Era el primer toque de corneta de los enfants terribles del horror. Dos años después, Tobe Hopper estremecía al mundo con La matanza de Texas. En el 78, John Carpenter nos hacía temer, para siempre, lo que puede traer el halloween consigo. Y en todos los casos la tendencia se repetía. Descreimiento de la América de postal. Mirada sobre la América olvidada y sus terribles secretos. Y cinéfilos, gafapastas que diríamos hoy, con actitud y aspecto progre tras las cámaras, gente que sería más fácil entender emulando a Bergman que narrando relatos terribles de canibalismo y violaciones. "Estaba intentando escribir historias muy artísticas y poéticas. Vivía con cuatro duros en Nueva York. Y de pronto me llega la oportunidad de dirigir algo que jamás me hubiera permitido crear. Y como me sentía anónimo en esa ciudad y creía que nadie la vería, me volví loco. Y entonces me hice famoso por hacer ese tipo de películas. Es irónico", apuntaba el cineasta a Lofficier.

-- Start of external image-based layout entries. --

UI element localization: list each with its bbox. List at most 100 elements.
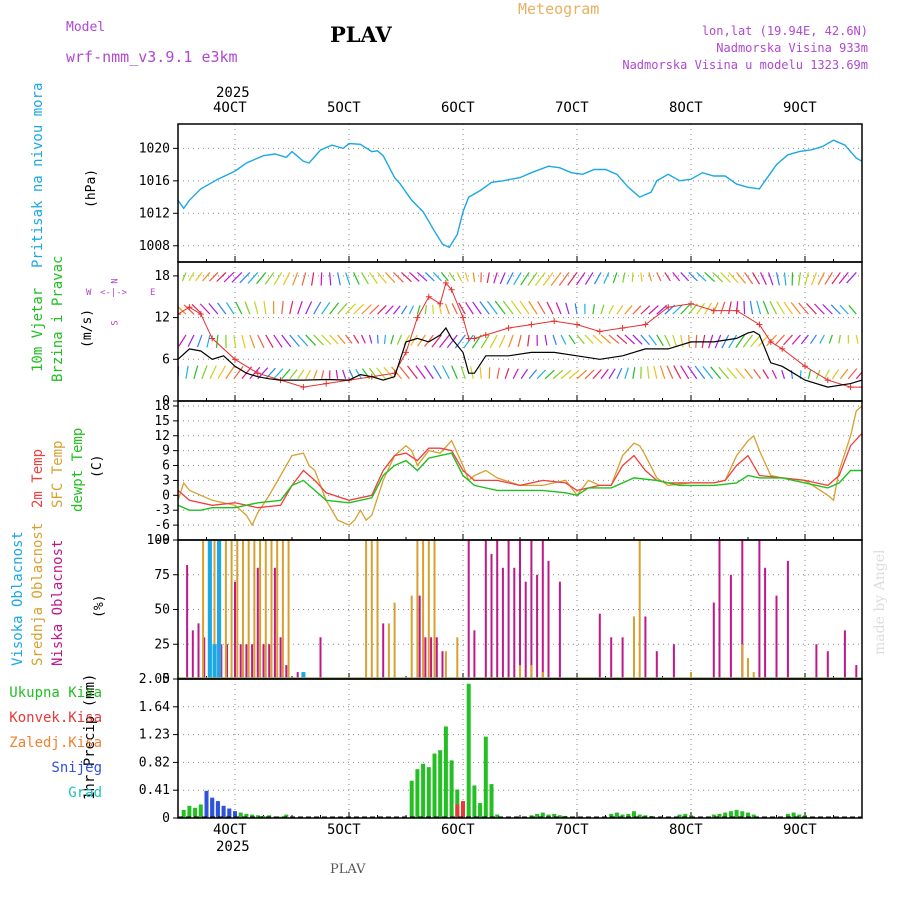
wind-barb	[223, 271, 235, 283]
dewpt-line	[178, 452, 862, 511]
wind-barb	[244, 301, 251, 315]
wind-barb	[456, 272, 463, 282]
pressure-line	[178, 139, 862, 249]
wind-barb	[831, 272, 841, 285]
gust-marker	[425, 293, 432, 300]
wind-barb	[688, 334, 690, 348]
wind-barb	[345, 303, 356, 315]
wind-barb	[460, 365, 466, 379]
wind-barb	[508, 334, 514, 348]
high-cloud-bar	[207, 540, 212, 679]
lonlat-label: lon,lat (19.94E, 42.6N)	[701, 24, 868, 38]
y-tick-label: 0.82	[139, 755, 170, 770]
gust-marker	[460, 314, 466, 321]
wind-barb	[839, 304, 849, 315]
snow-bar	[233, 811, 237, 818]
wind-barb	[752, 272, 761, 285]
mid-cloud-bar	[519, 665, 521, 679]
wind-barb	[576, 334, 585, 345]
mid-cloud-bar	[444, 651, 447, 679]
low-cloud-bar	[741, 540, 744, 679]
wind-barb	[798, 302, 809, 315]
wind-barb	[584, 272, 594, 285]
y-tick-label: 6	[162, 352, 170, 367]
wind-barb	[217, 302, 227, 315]
low-cloud-bar	[245, 644, 248, 679]
wind-barb	[209, 365, 217, 380]
wind-barb	[424, 365, 434, 380]
wind-barb	[766, 334, 777, 347]
low-cloud-bar	[234, 581, 236, 679]
wind-barb	[463, 334, 474, 349]
low-cloud-bar	[203, 637, 206, 679]
wind-barb	[479, 301, 490, 315]
wind-barb	[416, 271, 428, 282]
mid-cloud-bar	[259, 540, 262, 679]
wind-barb	[472, 301, 482, 315]
precip-total-bar	[449, 760, 454, 818]
precip-total-bar	[409, 780, 414, 818]
legend-conv: Konvek.Kisa	[9, 710, 102, 726]
wind-barb	[398, 365, 410, 380]
wind-barb	[506, 272, 514, 285]
top-tick-label: 8OCT	[669, 100, 703, 116]
y-tick-label: 12	[154, 429, 170, 444]
wind-barb	[608, 304, 614, 315]
wind-barb	[767, 272, 774, 286]
precip-total-bar	[426, 767, 431, 818]
wind-barb	[659, 365, 666, 379]
wind-barb	[499, 272, 506, 285]
wind-barb	[178, 334, 187, 347]
wind-barb	[519, 300, 530, 315]
sfc-temp-line	[178, 405, 862, 527]
wind-barb	[178, 313, 179, 315]
wind-barb	[273, 334, 283, 348]
mid-cloud-bar	[365, 540, 368, 679]
wind-barb	[383, 334, 387, 344]
precip-total-bar	[746, 812, 750, 818]
low-cloud-bar	[262, 644, 265, 679]
gust-marker	[824, 377, 831, 384]
model-altitude-label: Nadmorska Visina u modelu 1323.69m	[622, 58, 868, 72]
y-tick-label: 18	[154, 399, 170, 414]
wind-barb	[458, 302, 466, 315]
wind-barb	[256, 272, 267, 285]
snow-bar	[221, 805, 226, 818]
mid-cloud-bar	[410, 595, 413, 679]
precip-total-bar	[238, 812, 243, 818]
low-cloud-bar	[424, 637, 427, 679]
mid-cloud-bar	[241, 540, 244, 679]
wind-barb	[797, 272, 802, 286]
low-cloud-bar	[473, 630, 476, 679]
wind-barb	[424, 334, 434, 348]
wind-barb	[297, 301, 303, 315]
wind-barb	[233, 365, 244, 380]
wind-barb	[640, 334, 650, 346]
low-cloud-bar	[226, 644, 229, 679]
wind-barb	[632, 334, 643, 345]
low-cloud-bar	[610, 637, 613, 679]
low-cloud-bar	[524, 581, 527, 679]
wind-barb	[712, 271, 724, 283]
bottom-tick-label: 7OCT	[555, 822, 589, 838]
mid-cloud-bar	[270, 540, 273, 679]
wind-barb	[385, 305, 394, 315]
wind-barb	[281, 300, 284, 315]
precip-total-bar	[677, 814, 682, 818]
precip-total-bar	[443, 726, 448, 818]
wind-barb	[537, 301, 546, 315]
precip-total-bar	[785, 813, 790, 818]
low-cloud-bar	[430, 637, 433, 679]
low-cloud-bar	[239, 644, 242, 679]
wind-barb	[558, 272, 570, 286]
wind-barb	[805, 302, 817, 315]
low-cloud-bar	[256, 567, 259, 679]
wind-barb	[783, 272, 787, 286]
wind-barb	[178, 305, 187, 315]
precip-total-bar	[421, 763, 426, 818]
wind-barb	[656, 334, 664, 347]
wind-barb	[608, 368, 616, 380]
wind-barb	[512, 368, 519, 380]
gust-marker	[619, 325, 626, 332]
precip-total-bar	[250, 814, 255, 818]
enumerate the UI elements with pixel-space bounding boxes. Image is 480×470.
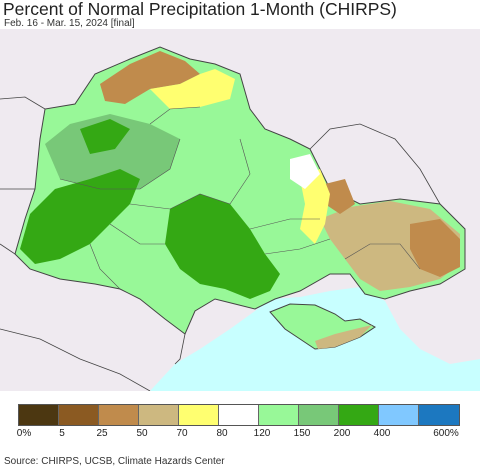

Scream, Las colinas tienen ojos, Shocker, 10.000 voltios de terror la extraña y magnífica La serpiente y el arcoíris... Hay mucho que apuntar en la página de Wes Craven. Pero nada como Freddy Krueger, ese amo de los sueños que te mata mientras duermes, esa encarnación de las pesadillas en la que Johnny Depp se dio a conocer al mundo como carnaza adolescente. La idea le vino a Craven de leer un artículo muy inquietante en Los Ángeles Times, sobre cómo un gupo de refugiados camboyanos que huían del holocausto de Pol Pot morían por renunciar al sueño. La razón, terribles pesadillas que no querían revivir, aunque eso les causara la muerte. De ahí a crear a ese icónico asesino de cara quemada, trasfondo pedófilo y cuchillas por dedos. La encarnación de esa definición que Craven dio sobre el peor de nuestros miedos: "El horror más profundo, por lo que yo sé, es qué le pasa a tu cuerpo por tus propias manos o por las de otros".
"Las películas de terror no crean el miedo, lo liberan". "Creo que es bueno plantar cara al enemigo. Y el enemigo es el miedo". "Ver películas de miedo es el campamento militar de la psique". Se le daba bien a Craven hablar sobre horrores, casi tan bien como crearlos. Sin embargo, en 1984, justo el año en que firmó su obra maestra Pesadilla en Elm Street, afirmó: "Sé en mi corazón que estoy preparado para algo nuevo. Estoy harto de ser el abuelo del género slasher". Tres décadas después, lo sigue siendo, porque el cambio radical de timón a su carrera nunca llegó. Craven murió el domingo a los 76 años por un cáncer cerebral. Pero sus monstruos, fantasmas del siglo XX, pesadillas de la caverna, le sobreviven.